The biggest problem with using placebos is ethical because doctors have to convince patients they’re getting a real drug. Benedetti suggests telling patients the truth by saying: “‘I’m going to perform a procedure which is known to activate endogenous analgesic substances in your brain. Thus, your pain will subside in the next few minutes.’ Even though you give a placebo, I believe there is no deception in this sentence.”
Placebos for better drugs
So far, imaging techniques have provided the tools to measure the emotional aspect of medical treatment. Lots of work needs to be done, though, before scientists can fully harness placebo power. Still unknown is why the placebo response sometimes lasts less than an hour and how to make responses last longer.
Almost no system in the brain or body works alone. Imaging research using the placebo effect could help scientists figure out which systems are most important in the human brain, in diseases and in behavior, says Mark Mintun, a radiologist at the Washington University School of Medicine in St. Louis. In Parkinson’s, for example, imaging the effect shows how much the brain depends on the ability to fine-tune the complicated dopamine system. In people with Parkinson’s, disease brings changes to mood and movement. Imaging the effect in this condition could reveal dopamine receptors that influence both reward and muscles, says Mintun.
“We don’t do placebo research just so we can come up with a new therapy,” Mintun says. “Sometimes we have to make sure that we understand what we’re being fooled by. If you find out all you’re doing is activating the placebo network every time you give somebody a drug and tell them how great they’re going to feel, then clearly that drug may not be doing any good.”

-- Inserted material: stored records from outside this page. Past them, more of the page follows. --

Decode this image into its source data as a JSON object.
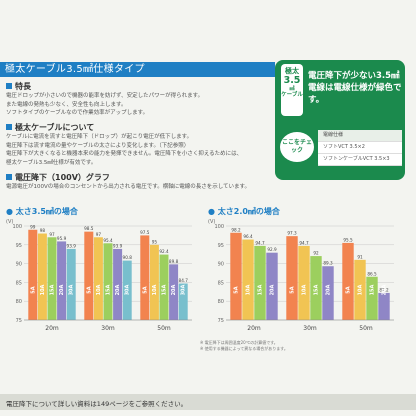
{
  "header": {
    "title": "極太ケーブル3.5㎟仕様タイプ"
  },
  "features": {
    "heading": "特長",
    "lines": [
      "電圧ドロップが小さいので機器の能率を妨げず、安定したパワーが得られます。",
      "また電線の発熱も少なく、安全性も向上します。",
      "ソフトタイプのケーブルなので作業効率がアップします。"
    ]
  },
  "about": {
    "heading": "極太ケーブルについて",
    "lines": [
      "ケーブルに電流を流すと電圧降下（ドロップ）が起こり電圧が低下します。",
      "電圧降下は流す電流の量やケーブルの太さにより変化します。（下記参照）",
      "電圧降下が大きくなると機器本来の能力を発揮できません。電圧降下を小さく抑えるためには、",
      "極太ケーブル3.5㎟仕様が有効です。"
    ]
  },
  "graph_section": {
    "heading": "電圧降下（100V）グラフ",
    "line": "電源電圧が100Vの場合のコンセントから出力される電圧です。横軸に電線の長さを示しています。"
  },
  "promo": {
    "badge_top": "極太",
    "badge_num": "3.5",
    "badge_unit": "㎟",
    "badge_bottom": "ケーブル",
    "text": "電圧降下が少ない3.5㎟電線は電線仕様が緑色です。",
    "check_label": "ここをチェック",
    "table": {
      "header": "電線仕様",
      "row1": "ソフトVCT 3.5×2",
      "row2": "ソフトンケーブルVCT 3.5×3"
    }
  },
  "colors": {
    "accent": "#1f7fc4",
    "green": "#1b8a4d",
    "bar_5a": "#f2834f",
    "bar_10a": "#f1c453",
    "bar_15a": "#9ccf5e",
    "bar_20a": "#8f86c6",
    "bar_30a": "#78bfcd"
  },
  "notes": [
    "※ 電圧降下は周囲温度20℃の計算値です。",
    "※ 使用する機器によって異なる場合があります。"
  ],
  "footer": {
    "text": "電圧降下について詳しい資料は149ページをご参照ください。"
  },
  "chart_data": [
    {
      "type": "bar",
      "title": "太さ3.5㎟の場合",
      "ylabel": "(V)",
      "ylim": [
        75,
        100
      ],
      "yticks": [
        75,
        80,
        85,
        90,
        95,
        100
      ],
      "categories": [
        "20m",
        "30m",
        "50m"
      ],
      "series": [
        {
          "name": "5A",
          "values": [
            99,
            98.5,
            97.5
          ]
        },
        {
          "name": "10A",
          "values": [
            98,
            97,
            95
          ]
        },
        {
          "name": "15A",
          "values": [
            97,
            95.4,
            92.4
          ]
        },
        {
          "name": "20A",
          "values": [
            95.9,
            93.9,
            89.8
          ]
        },
        {
          "name": "30A",
          "values": [
            93.9,
            90.8,
            84.7
          ]
        }
      ]
    },
    {
      "type": "bar",
      "title": "太さ2.0㎟の場合",
      "ylabel": "(V)",
      "ylim": [
        75,
        100
      ],
      "yticks": [
        75,
        80,
        85,
        90,
        95,
        100
      ],
      "categories": [
        "20m",
        "30m",
        "50m"
      ],
      "series": [
        {
          "name": "5A",
          "values": [
            98.2,
            97.3,
            95.5
          ]
        },
        {
          "name": "10A",
          "values": [
            96.4,
            94.7,
            91
          ]
        },
        {
          "name": "15A",
          "values": [
            94.7,
            92,
            86.5
          ]
        },
        {
          "name": "20A",
          "values": [
            92.9,
            89.3,
            82.2
          ]
        }
      ]
    }
  ]
}
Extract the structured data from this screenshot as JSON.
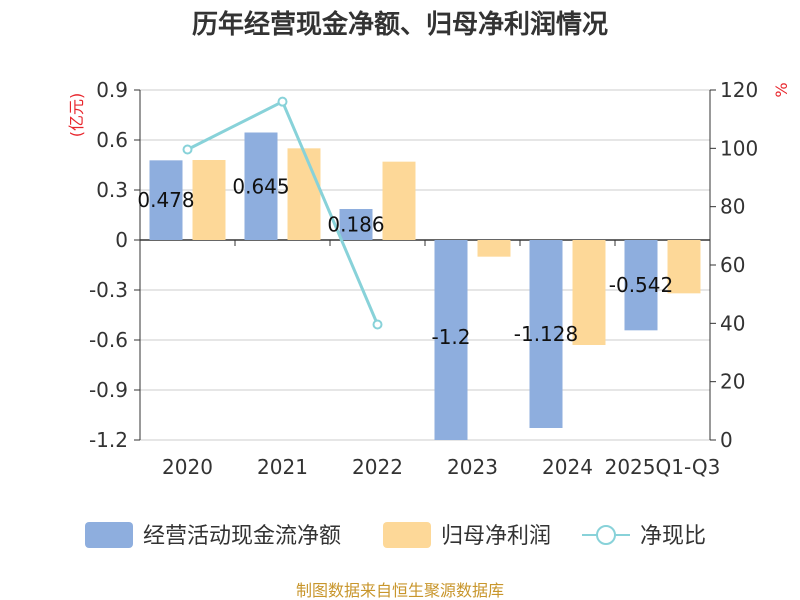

Even though imaging has homed in on where in the brain the placebo effect happens, still unknown are the details of what is happening in those regions. Imaging studies have located the placebo effect to areas such as the nucleus accumbens, but this area connects to a number of brain regions. Just locating an area doesn’t explain the role of the connections. The brain usually has multiple ways of achieving things such as movement or pain relief. So the effect may tap into other pathways, says Mintun. Once the pathways are understood, scientists could exploit the effect to help people with conditions that are difficult to treat, such as chronic pain.
“One of the fun steps would be to understand whether the brain mechanisms involved in the placebo effect could give us new insights for how to develop treatments,” Mintun says. “Clearly, if you can make somebody feel better or make them move better by marshaling a new network in their brain, then we could tap into that with drug therapy. We might be able to enhance current therapies or create a brand new therapy.”